A high-yield energy stock with locked-in prices

Diversified Energy (DEC), which has a significant hedge book aimed at keeping profits rolling even in weaker markets, is an exemplar of this hallowed consistency.

Three constants look assured: the company will continue to buy onshore US mature wells with a mix of debt and equity, hedge production, and face scrutiny over its well management practices. But this year will see some adjustments to the model. Diversified plans to list shares in the US, and identify ways to develop greenfield assets, all without breaking its high-return, high-volume creed.

Even with the hedges, the company still announced record sales and earnings when it published 2022 figures last week. This year, the hedge book will remain in force. So while Diversified’s shares have tracked the sector in falling a third from a 12-month high of 140p, it is better protected than most from the sharp decline in gas prices in recent months.

As such, this is a solid entry point for prospective investors. For context, the shares trade in line with the sector average of six times forward earnings, but with a dividend yield of 15 per cent. This kind of payout ratio is not unknown for an energy company, but what differs is its apparent security. Peel Hunt analysts called the company’s free cash flow and dividends “some of the most secure in the sector” last week, after adjusted Ebitda for 2022 jumped 47 per cent to $503mn (£409mn).

The majors also offer a compelling dividend story, but are much more exposed to oil and gas prices. Mid-tier companies – some still carrying significant debt and shrinking reserves – face a different set of circumstances but also need higher prices to carry on handing out dividends at current levels.

Since its 2017 Aim listing, Diversified has made it through several cycles with its distribution record intact, and its model of acquiring mature onshore US wells largely validated (if heavily dissected).

This model remains unique.
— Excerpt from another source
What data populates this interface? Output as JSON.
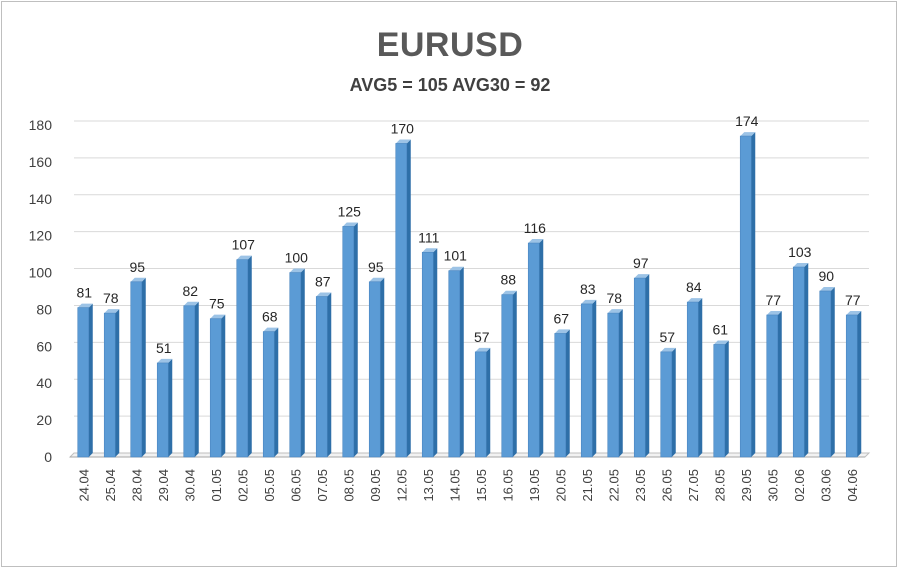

Over 20 years, the company has bought up almost 90,000 ageing wells, largely in the Appalachian basin. The latest deal, worth $244mn and funded partly through a $163mn raise, added 17,000 barrels of oil equivalent per day (boepd), and takes group output to almost 160,000boepd, and the fully owned pipeline network to some 17,000 miles.

E&P without the E

The company is not short of critics, however. Last year, a report from an environmental group called into question Diversified’s ability to plug all its uneconomic wells, given the scale of operations.

The Ohio River Valley Institute estimated Diversified would plug just 4 per cent of its inventory between 2019 and 2034, or 2,600 wells, and that 80 per cent would not be decommissioned until after 2049. Diversified closed just 214 wells last year, at an average cost of $23,000 each, and although the purchase of a well-plugging company should boost its annual closure capacity to 350, the group appears reliant on very slowly squeezing every drop from its assets.

The concern of the report’s authors is that without a long-term plan, the billions in clean-up costs will ultimately fall to the states where Diversified operates. The company said it was a “responsible steward” and “a critical part of the solution to producing more US natural gas with less methane emissions and environmental impact”. It also emphasised that 2022’s closures were ahead of regulatory requirements.

At the same time, Diversified has continued buying up assets, and has spent over $1bn since the start of 2021. Chief executive Rusty Hutson’s 2020 comments to Investors’ Chronicle that crashing gas prices would provide significant buying opportunities has proved prescient.

There has been a shift in tone, however. In its latest annual results, the focus switched to how many wells it could retire, rather than how many the company had amassed. Diversified was also keen to point out that inspections were done at more than 10,000 wells in the year, noting that most of its wells’ methane emissions are “a function of fugitive emissions and natural gas-driven pneumatics”, which can be addressed with “aggressive leak detection and repair initiatives” and wellhead refits.